8. T’Pol (Jolene Blalock), Star Trek: Enterprise (2001-5)
With movies ruined by Dr Christmas Jones, that leaves us with television. Yes, T’Pol is a Vulcan, and they’re basically all scientists, but some guy on a Star Trek forum claims she has a PhD in “sub-space physics”. So that’s good enough for me.
9. Winifred “Fred” Burkle (Amy Acker), Angel (2001-4)
You may have noticed that a lot of the entries on this list don’t get to do much in the way of the actual physics they’re trained to do. Fred is no exception: while studying quantum physics that for some reason involved books on demon languages, she was sucked through a magical portal to another dimension. But she eventually came back and resumed a science career, assuming by “science” you mean vampires, ghosts and magic.

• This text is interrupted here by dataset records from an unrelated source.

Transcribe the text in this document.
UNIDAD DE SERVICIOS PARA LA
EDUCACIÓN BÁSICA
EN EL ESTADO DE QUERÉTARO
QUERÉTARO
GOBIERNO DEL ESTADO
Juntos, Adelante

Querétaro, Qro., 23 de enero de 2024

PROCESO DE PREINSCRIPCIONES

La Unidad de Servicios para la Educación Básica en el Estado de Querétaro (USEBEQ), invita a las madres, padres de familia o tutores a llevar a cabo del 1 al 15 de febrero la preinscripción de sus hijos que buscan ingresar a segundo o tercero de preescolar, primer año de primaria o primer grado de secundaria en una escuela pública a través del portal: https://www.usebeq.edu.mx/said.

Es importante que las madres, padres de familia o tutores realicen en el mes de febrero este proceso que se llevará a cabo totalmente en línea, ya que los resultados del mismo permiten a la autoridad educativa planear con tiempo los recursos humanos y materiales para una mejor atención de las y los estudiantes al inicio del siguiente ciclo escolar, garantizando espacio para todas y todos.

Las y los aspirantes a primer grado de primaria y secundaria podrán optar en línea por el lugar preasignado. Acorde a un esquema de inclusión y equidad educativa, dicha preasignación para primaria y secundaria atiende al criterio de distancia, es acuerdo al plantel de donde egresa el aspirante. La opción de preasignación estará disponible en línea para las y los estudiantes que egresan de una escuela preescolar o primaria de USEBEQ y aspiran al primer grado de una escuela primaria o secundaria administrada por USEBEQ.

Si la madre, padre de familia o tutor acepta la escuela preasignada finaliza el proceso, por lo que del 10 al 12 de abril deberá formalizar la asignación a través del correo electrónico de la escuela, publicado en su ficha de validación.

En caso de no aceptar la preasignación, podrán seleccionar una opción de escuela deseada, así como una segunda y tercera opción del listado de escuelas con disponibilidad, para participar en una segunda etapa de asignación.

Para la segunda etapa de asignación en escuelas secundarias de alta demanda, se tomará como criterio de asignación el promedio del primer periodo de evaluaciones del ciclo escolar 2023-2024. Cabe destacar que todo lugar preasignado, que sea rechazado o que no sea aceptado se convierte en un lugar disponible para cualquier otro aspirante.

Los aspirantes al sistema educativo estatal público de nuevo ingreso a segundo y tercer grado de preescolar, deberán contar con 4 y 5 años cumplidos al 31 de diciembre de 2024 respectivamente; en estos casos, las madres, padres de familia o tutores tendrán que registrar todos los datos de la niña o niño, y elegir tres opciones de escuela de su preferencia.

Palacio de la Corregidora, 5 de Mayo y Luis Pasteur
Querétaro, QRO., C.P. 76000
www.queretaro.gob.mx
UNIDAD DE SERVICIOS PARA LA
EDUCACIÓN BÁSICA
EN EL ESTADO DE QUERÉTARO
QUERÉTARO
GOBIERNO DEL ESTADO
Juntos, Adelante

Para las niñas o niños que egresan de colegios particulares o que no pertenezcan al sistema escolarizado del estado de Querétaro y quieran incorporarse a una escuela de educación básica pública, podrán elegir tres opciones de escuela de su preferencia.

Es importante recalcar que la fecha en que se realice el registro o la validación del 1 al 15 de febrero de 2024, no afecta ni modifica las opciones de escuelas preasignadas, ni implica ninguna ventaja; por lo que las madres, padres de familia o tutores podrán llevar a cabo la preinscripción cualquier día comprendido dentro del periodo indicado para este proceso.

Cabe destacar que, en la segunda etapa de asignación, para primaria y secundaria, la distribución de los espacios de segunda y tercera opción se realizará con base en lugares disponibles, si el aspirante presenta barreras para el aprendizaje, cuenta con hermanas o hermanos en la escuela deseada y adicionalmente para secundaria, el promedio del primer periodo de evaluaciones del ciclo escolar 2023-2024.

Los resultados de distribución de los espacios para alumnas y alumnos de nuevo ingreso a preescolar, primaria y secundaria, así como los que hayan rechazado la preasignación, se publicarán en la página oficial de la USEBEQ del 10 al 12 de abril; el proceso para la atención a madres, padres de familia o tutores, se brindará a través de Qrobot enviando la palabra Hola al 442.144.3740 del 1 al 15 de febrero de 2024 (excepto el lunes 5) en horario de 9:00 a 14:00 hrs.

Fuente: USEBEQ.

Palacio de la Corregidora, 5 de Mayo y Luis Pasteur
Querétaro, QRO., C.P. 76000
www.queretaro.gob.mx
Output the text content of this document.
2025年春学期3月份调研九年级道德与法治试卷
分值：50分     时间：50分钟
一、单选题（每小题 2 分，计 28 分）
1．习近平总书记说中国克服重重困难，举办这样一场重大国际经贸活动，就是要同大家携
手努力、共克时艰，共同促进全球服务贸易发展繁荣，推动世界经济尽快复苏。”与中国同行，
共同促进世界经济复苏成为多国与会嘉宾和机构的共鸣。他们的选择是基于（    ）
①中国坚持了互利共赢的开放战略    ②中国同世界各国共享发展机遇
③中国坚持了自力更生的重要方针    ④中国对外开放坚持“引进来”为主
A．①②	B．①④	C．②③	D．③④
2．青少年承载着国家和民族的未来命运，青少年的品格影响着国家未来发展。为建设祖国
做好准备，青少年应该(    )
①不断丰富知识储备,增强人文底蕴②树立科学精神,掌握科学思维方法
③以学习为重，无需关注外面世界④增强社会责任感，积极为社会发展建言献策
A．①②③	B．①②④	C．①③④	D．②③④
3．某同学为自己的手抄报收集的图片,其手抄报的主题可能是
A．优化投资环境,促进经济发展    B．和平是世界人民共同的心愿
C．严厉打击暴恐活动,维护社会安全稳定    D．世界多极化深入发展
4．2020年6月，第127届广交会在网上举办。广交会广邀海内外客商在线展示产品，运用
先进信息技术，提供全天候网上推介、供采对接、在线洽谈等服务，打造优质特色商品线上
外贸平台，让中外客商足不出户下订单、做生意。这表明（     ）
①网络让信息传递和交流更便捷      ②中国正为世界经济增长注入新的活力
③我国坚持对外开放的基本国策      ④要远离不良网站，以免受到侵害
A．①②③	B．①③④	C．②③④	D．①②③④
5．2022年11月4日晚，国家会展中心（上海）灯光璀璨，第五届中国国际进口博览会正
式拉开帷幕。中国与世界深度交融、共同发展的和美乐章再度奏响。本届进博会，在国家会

10. Alicia Nash (Jennifer Connelly), A Beautiful Mind (2001)
OK, so Alicia Nash, nee Lopez-Harrison de Lardé is a real person, the wife of mathematician and schizophrenic John Forbes Nash, Jr. So maybe she shouldn’t count. But Jennifer Connelly’s only other scientist role was as an astrobiologist in The Day the Earth Stood Still (2008), and I’d hate to see her miss out.
So counting Natalie Portman, we’ve actually got 11 hot, screen physicists. If you’re really bothered by that, feel free to remove one of my borderline choices. But just remember, I did leave out Jessica Alba, from Fantastic Four (2005). She was only a geneticist.